The judiciary is composed of civil, criminal and administrative courts of first and second instance, with the Supreme Court as the highest judicial body. Within the civil courts, specialized branches are devoted to specific disputes such as commercial, arbitration, etc.
Although well established in most areas and relatively easy to comprehend for foreigners, the legal system does prove difficult to navigate at times. There are areas where laws are vague, underdeveloped or even nonexistent. Jurisprudence, especially court decisions, is more obtuse than in countries like Germany. Moreover, there are areas such as competition, where a precedent has yet to be established. Good preparation for successful entry into the market would therefore include seeking the expert advice of local law firms familiar with both the market and the regulatory environment.

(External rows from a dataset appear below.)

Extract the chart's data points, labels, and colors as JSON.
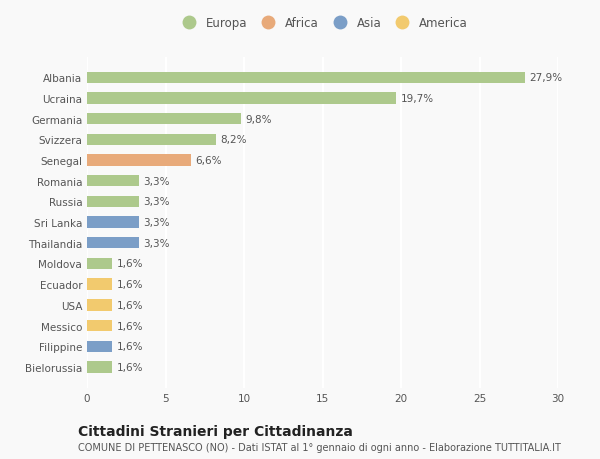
{
  "categories": [
    "Albania",
    "Ucraina",
    "Germania",
    "Svizzera",
    "Senegal",
    "Romania",
    "Russia",
    "Sri Lanka",
    "Thailandia",
    "Moldova",
    "Ecuador",
    "USA",
    "Messico",
    "Filippine",
    "Bielorussia"
  ],
  "values": [
    27.9,
    19.7,
    9.8,
    8.2,
    6.6,
    3.3,
    3.3,
    3.3,
    3.3,
    1.6,
    1.6,
    1.6,
    1.6,
    1.6,
    1.6
  ],
  "labels": [
    "27,9%",
    "19,7%",
    "9,8%",
    "8,2%",
    "6,6%",
    "3,3%",
    "3,3%",
    "3,3%",
    "3,3%",
    "1,6%",
    "1,6%",
    "1,6%",
    "1,6%",
    "1,6%",
    "1,6%"
  ],
  "continent": [
    "Europa",
    "Europa",
    "Europa",
    "Europa",
    "Africa",
    "Europa",
    "Europa",
    "Asia",
    "Asia",
    "Europa",
    "America",
    "America",
    "America",
    "Asia",
    "Europa"
  ],
  "colors": {
    "Europa": "#adc98c",
    "Africa": "#e8aa7a",
    "Asia": "#7b9ec7",
    "America": "#f2ca6e"
  },
  "legend_order": [
    "Europa",
    "Africa",
    "Asia",
    "America"
  ],
  "xlim": [
    0,
    30
  ],
  "xticks": [
    0,
    5,
    10,
    15,
    20,
    25,
    30
  ],
  "title": "Cittadini Stranieri per Cittadinanza",
  "subtitle": "COMUNE DI PETTENASCO (NO) - Dati ISTAT al 1° gennaio di ogni anno - Elaborazione TUTTITALIA.IT",
  "background_color": "#f9f9f9",
  "grid_color": "#ffffff",
  "bar_height": 0.55,
  "label_fontsize": 7.5,
  "title_fontsize": 10,
  "subtitle_fontsize": 7,
  "tick_fontsize": 7.5,
  "legend_fontsize": 8.5
}
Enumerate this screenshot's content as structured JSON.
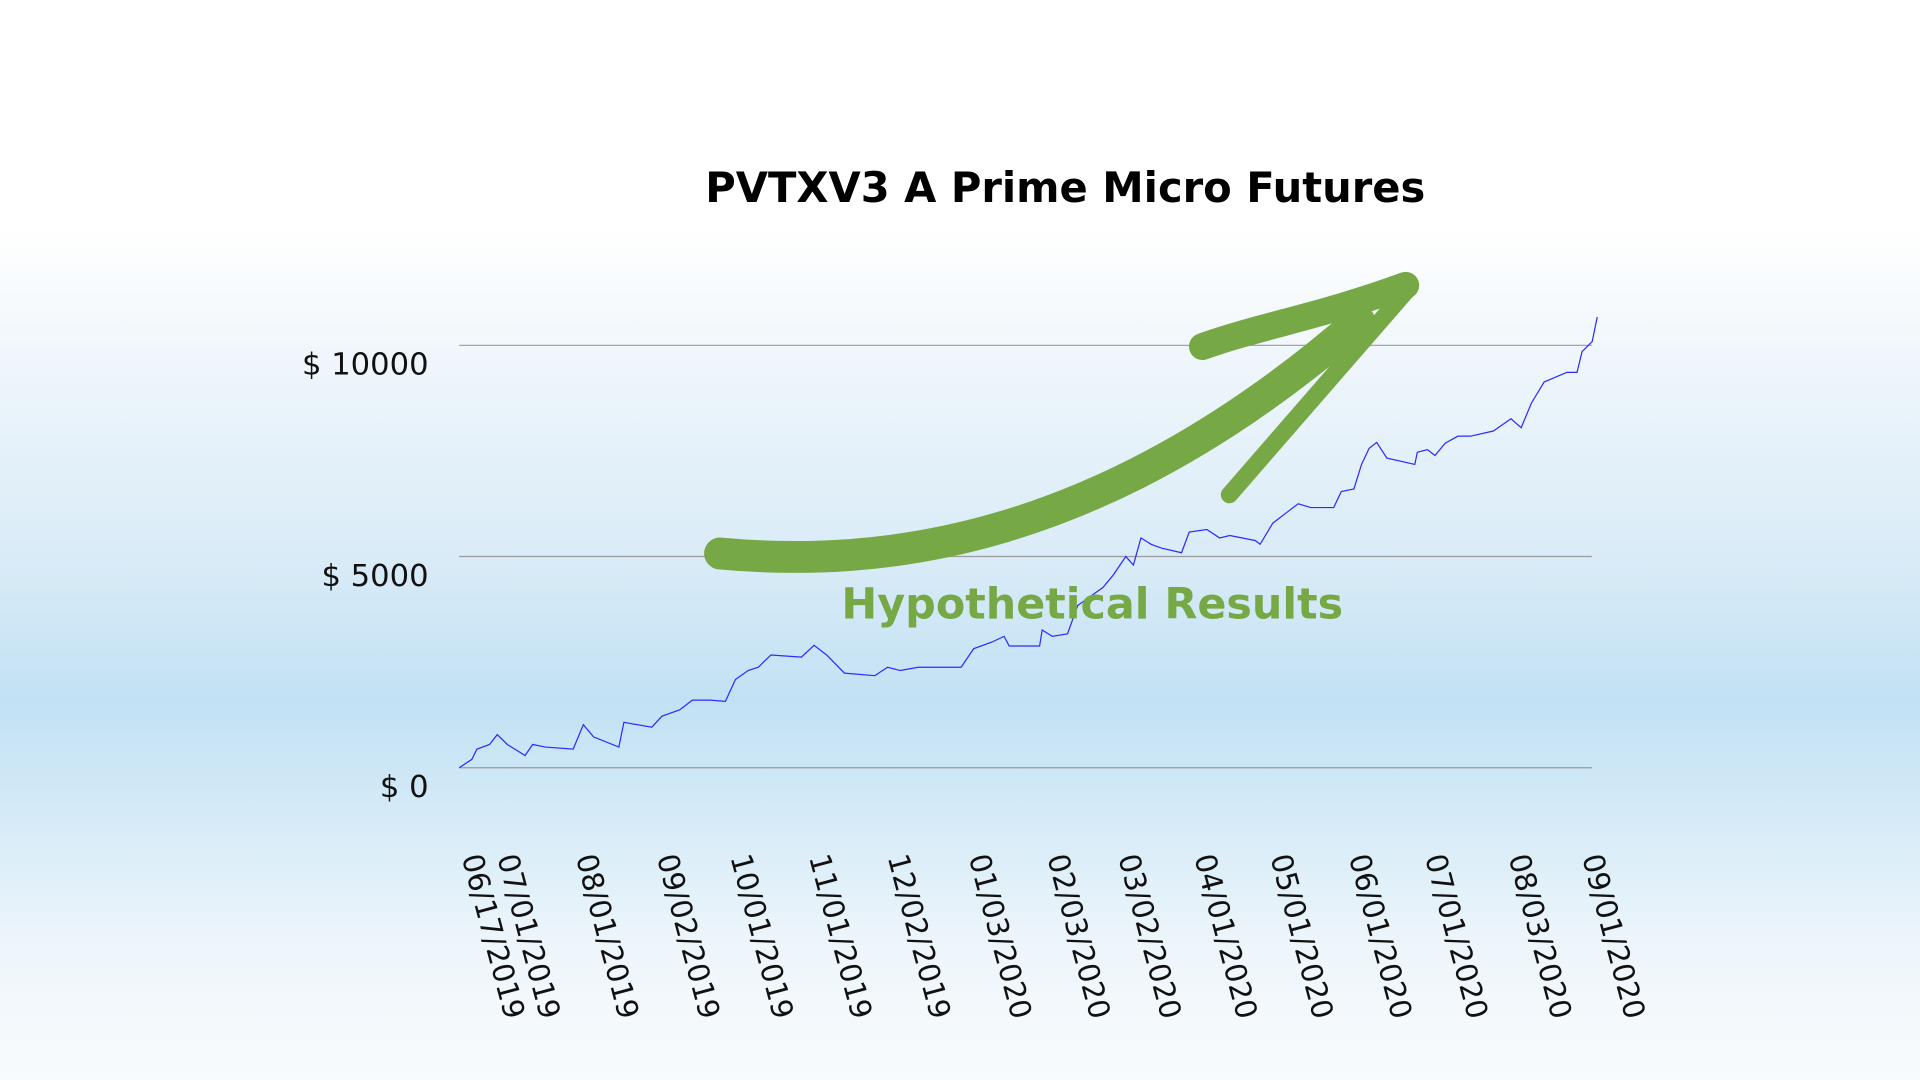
{
  "chart_data": {
    "type": "line",
    "title": "PVTXV3 A Prime Micro Futures",
    "annotation": "Hypothetical Results",
    "xlabel": "",
    "ylabel": "",
    "ylim": [
      0,
      10000
    ],
    "y_ticks": [
      {
        "value": 0,
        "label": "$  0"
      },
      {
        "value": 5000,
        "label": "$  5000"
      },
      {
        "value": 10000,
        "label": "$  10000"
      }
    ],
    "x_ticks": [
      "06/17/2019",
      "07/01/2019",
      "08/01/2019",
      "09/02/2019",
      "10/01/2019",
      "11/01/2019",
      "12/02/2019",
      "01/03/2020",
      "02/03/2020",
      "03/02/2020",
      "04/01/2020",
      "05/01/2020",
      "06/01/2020",
      "07/01/2020",
      "08/03/2020",
      "09/01/2020"
    ],
    "grid": "horizontal",
    "legend": "none",
    "colors": {
      "line": "#2b2bff",
      "arrow": "#76a845",
      "annotation": "#76a845",
      "grid": "#9a9a9a"
    },
    "series": [
      {
        "points": [
          [
            "2019-06-17",
            0
          ],
          [
            "2019-06-22",
            200
          ],
          [
            "2019-06-24",
            440
          ],
          [
            "2019-06-29",
            550
          ],
          [
            "2019-07-02",
            785
          ],
          [
            "2019-07-06",
            550
          ],
          [
            "2019-07-13",
            290
          ],
          [
            "2019-07-16",
            550
          ],
          [
            "2019-07-21",
            490
          ],
          [
            "2019-08-01",
            440
          ],
          [
            "2019-08-05",
            1020
          ],
          [
            "2019-08-09",
            730
          ],
          [
            "2019-08-19",
            490
          ],
          [
            "2019-08-21",
            1075
          ],
          [
            "2019-09-01",
            960
          ],
          [
            "2019-09-05",
            1220
          ],
          [
            "2019-09-12",
            1370
          ],
          [
            "2019-09-17",
            1600
          ],
          [
            "2019-09-24",
            1600
          ],
          [
            "2019-09-30",
            1570
          ],
          [
            "2019-10-04",
            2090
          ],
          [
            "2019-10-09",
            2300
          ],
          [
            "2019-10-13",
            2380
          ],
          [
            "2019-10-18",
            2670
          ],
          [
            "2019-10-30",
            2620
          ],
          [
            "2019-11-04",
            2900
          ],
          [
            "2019-11-09",
            2670
          ],
          [
            "2019-11-16",
            2240
          ],
          [
            "2019-11-28",
            2180
          ],
          [
            "2019-12-03",
            2380
          ],
          [
            "2019-12-08",
            2300
          ],
          [
            "2019-12-15",
            2380
          ],
          [
            "2020-01-01",
            2380
          ],
          [
            "2020-01-06",
            2820
          ],
          [
            "2020-01-13",
            2970
          ],
          [
            "2020-01-18",
            3110
          ],
          [
            "2020-01-20",
            2880
          ],
          [
            "2020-02-01",
            2880
          ],
          [
            "2020-02-02",
            3260
          ],
          [
            "2020-02-06",
            3110
          ],
          [
            "2020-02-12",
            3170
          ],
          [
            "2020-02-16",
            3840
          ],
          [
            "2020-02-26",
            4270
          ],
          [
            "2020-03-01",
            4560
          ],
          [
            "2020-03-06",
            5000
          ],
          [
            "2020-03-09",
            4800
          ],
          [
            "2020-03-12",
            5440
          ],
          [
            "2020-03-16",
            5290
          ],
          [
            "2020-03-20",
            5200
          ],
          [
            "2020-03-28",
            5090
          ],
          [
            "2020-03-31",
            5580
          ],
          [
            "2020-04-07",
            5640
          ],
          [
            "2020-04-12",
            5440
          ],
          [
            "2020-04-16",
            5500
          ],
          [
            "2020-04-26",
            5380
          ],
          [
            "2020-04-28",
            5290
          ],
          [
            "2020-05-03",
            5790
          ],
          [
            "2020-05-08",
            6020
          ],
          [
            "2020-05-13",
            6250
          ],
          [
            "2020-05-18",
            6160
          ],
          [
            "2020-05-27",
            6160
          ],
          [
            "2020-05-30",
            6540
          ],
          [
            "2020-06-04",
            6600
          ],
          [
            "2020-06-07",
            7180
          ],
          [
            "2020-06-10",
            7560
          ],
          [
            "2020-06-13",
            7700
          ],
          [
            "2020-06-17",
            7330
          ],
          [
            "2020-06-28",
            7180
          ],
          [
            "2020-06-29",
            7470
          ],
          [
            "2020-07-03",
            7530
          ],
          [
            "2020-07-06",
            7390
          ],
          [
            "2020-07-10",
            7680
          ],
          [
            "2020-07-15",
            7850
          ],
          [
            "2020-07-20",
            7850
          ],
          [
            "2020-07-29",
            7970
          ],
          [
            "2020-08-05",
            8260
          ],
          [
            "2020-08-09",
            8050
          ],
          [
            "2020-08-13",
            8630
          ],
          [
            "2020-08-18",
            9130
          ],
          [
            "2020-08-27",
            9360
          ],
          [
            "2020-08-31",
            9360
          ],
          [
            "2020-09-02",
            9850
          ],
          [
            "2020-09-06",
            10090
          ],
          [
            "2020-09-08",
            10670
          ]
        ]
      }
    ]
  }
}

In almost any area, whether regulated or not, practice is the prevailing factor. Since practice is more inclined to change than legislation, outcomes are often unpredictable. This uncertainty becomes particularly problematic for German investors when permits and licenses are necessary for the intended activities. This is also where the added value of a local partner who is better placed to deal with local authorities and obtain the requisite permits becomes more evident.
The business risks of investing in Iran cannot be completely eliminated. Nevertheless, German companies should gain maximum advantage from the benefits offered by the bilateral investment treaty (BiT) with Germany and the additional protection offered by a FIPPA license, which is a prerequisite under the BiT.

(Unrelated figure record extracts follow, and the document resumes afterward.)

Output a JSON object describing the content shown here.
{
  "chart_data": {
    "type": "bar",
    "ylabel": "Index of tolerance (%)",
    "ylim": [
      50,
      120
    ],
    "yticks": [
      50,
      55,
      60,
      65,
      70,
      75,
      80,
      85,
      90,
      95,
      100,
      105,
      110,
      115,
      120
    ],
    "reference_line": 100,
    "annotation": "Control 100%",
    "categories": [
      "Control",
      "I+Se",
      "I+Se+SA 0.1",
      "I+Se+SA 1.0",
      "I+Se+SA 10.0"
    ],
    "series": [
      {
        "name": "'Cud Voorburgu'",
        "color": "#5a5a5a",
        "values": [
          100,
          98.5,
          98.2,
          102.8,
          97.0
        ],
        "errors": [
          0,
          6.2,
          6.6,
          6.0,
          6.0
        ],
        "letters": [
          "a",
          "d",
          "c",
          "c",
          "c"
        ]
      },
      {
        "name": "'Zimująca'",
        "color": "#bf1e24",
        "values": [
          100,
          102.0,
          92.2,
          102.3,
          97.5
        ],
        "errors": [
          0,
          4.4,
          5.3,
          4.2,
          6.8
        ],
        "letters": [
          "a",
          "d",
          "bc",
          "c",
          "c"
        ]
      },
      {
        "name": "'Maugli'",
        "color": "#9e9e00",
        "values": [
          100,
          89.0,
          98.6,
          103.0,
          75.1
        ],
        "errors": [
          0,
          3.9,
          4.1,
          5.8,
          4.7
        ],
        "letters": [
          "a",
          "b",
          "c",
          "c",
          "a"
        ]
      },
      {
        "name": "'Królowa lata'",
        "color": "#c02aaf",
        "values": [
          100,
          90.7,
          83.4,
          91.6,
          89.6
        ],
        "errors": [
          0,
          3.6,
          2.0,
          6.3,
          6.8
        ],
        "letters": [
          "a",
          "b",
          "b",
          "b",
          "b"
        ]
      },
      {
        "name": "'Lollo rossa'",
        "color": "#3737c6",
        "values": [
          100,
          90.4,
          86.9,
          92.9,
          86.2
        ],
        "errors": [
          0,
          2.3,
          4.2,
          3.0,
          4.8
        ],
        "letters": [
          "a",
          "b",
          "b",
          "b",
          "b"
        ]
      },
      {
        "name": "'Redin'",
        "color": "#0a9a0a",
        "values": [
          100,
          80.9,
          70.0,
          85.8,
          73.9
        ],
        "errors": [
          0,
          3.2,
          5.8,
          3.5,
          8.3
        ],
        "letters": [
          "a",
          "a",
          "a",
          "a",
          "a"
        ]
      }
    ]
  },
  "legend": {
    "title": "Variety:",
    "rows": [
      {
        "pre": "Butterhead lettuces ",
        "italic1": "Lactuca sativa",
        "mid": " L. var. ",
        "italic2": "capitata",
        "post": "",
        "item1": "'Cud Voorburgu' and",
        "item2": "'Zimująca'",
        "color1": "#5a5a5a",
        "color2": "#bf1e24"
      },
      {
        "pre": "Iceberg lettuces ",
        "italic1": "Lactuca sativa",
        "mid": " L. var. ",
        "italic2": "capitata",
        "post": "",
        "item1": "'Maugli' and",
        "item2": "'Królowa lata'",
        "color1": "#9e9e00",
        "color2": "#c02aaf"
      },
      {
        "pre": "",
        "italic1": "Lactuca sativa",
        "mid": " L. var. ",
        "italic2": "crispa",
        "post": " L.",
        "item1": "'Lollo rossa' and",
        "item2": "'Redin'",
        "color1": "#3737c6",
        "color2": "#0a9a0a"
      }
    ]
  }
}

Protecting intellectual property rights
In addition to its domestic legislation, Iran is a signatory to several international IP treaties, including the 1883 Paris Convention and its subsequent amendments, the 1967 WIPO Convention and the 1891 Agreement and its Protocol, and PCT. It also has an established system for the registration of IP rights. The most crucial step towards protecting IP rights is to register them in Iran before they are transferred to the country, since this would offer the maximum possible protection.
As a signatory to the 1958 New York Convention, Iran also adopted its own legislation on international commercial arbitration in 1997 that offers certain flexibility, such as a choice of governing law of arbitration, and is generally considered a major change in the field of commercial arbitration.
The two arbitration centers, ACIC and TRAC, are playing an increasingly active role in settling disputes and shaping practice in this field.
In terms of the enforcement of arbitration awards by Iranian courts, there is no established practice yet; but as arbitration gains more prominence, the prospect for reliable practice improves, too.
Timeline for investment
Bureaucracy is a major challenge in its own right. It is therefore important not to underestimate the time needed for each stage of investment in Iran, as these are always unpredictable and often long-winded.
In spite of the advantages offered by a century-old legal system that has recently been undergoing some promising transformation, Iran is still a relatively high-risk market for foreign investment.
The challenges for tapping into the newly reopened market are considerable. The risks associated with potential sanctions and financing problems as well as the problems caused by Iran’s legal and administrative system are all factors to be cautiously evaluated.
Nevertheless, German companies have found the opportunities well worth exploring, aided by the long history of cross-border relations between the two countries, by the enduring goodwill of “Made in Germany”, and by being Iranian businesses’ favorite foreign partners.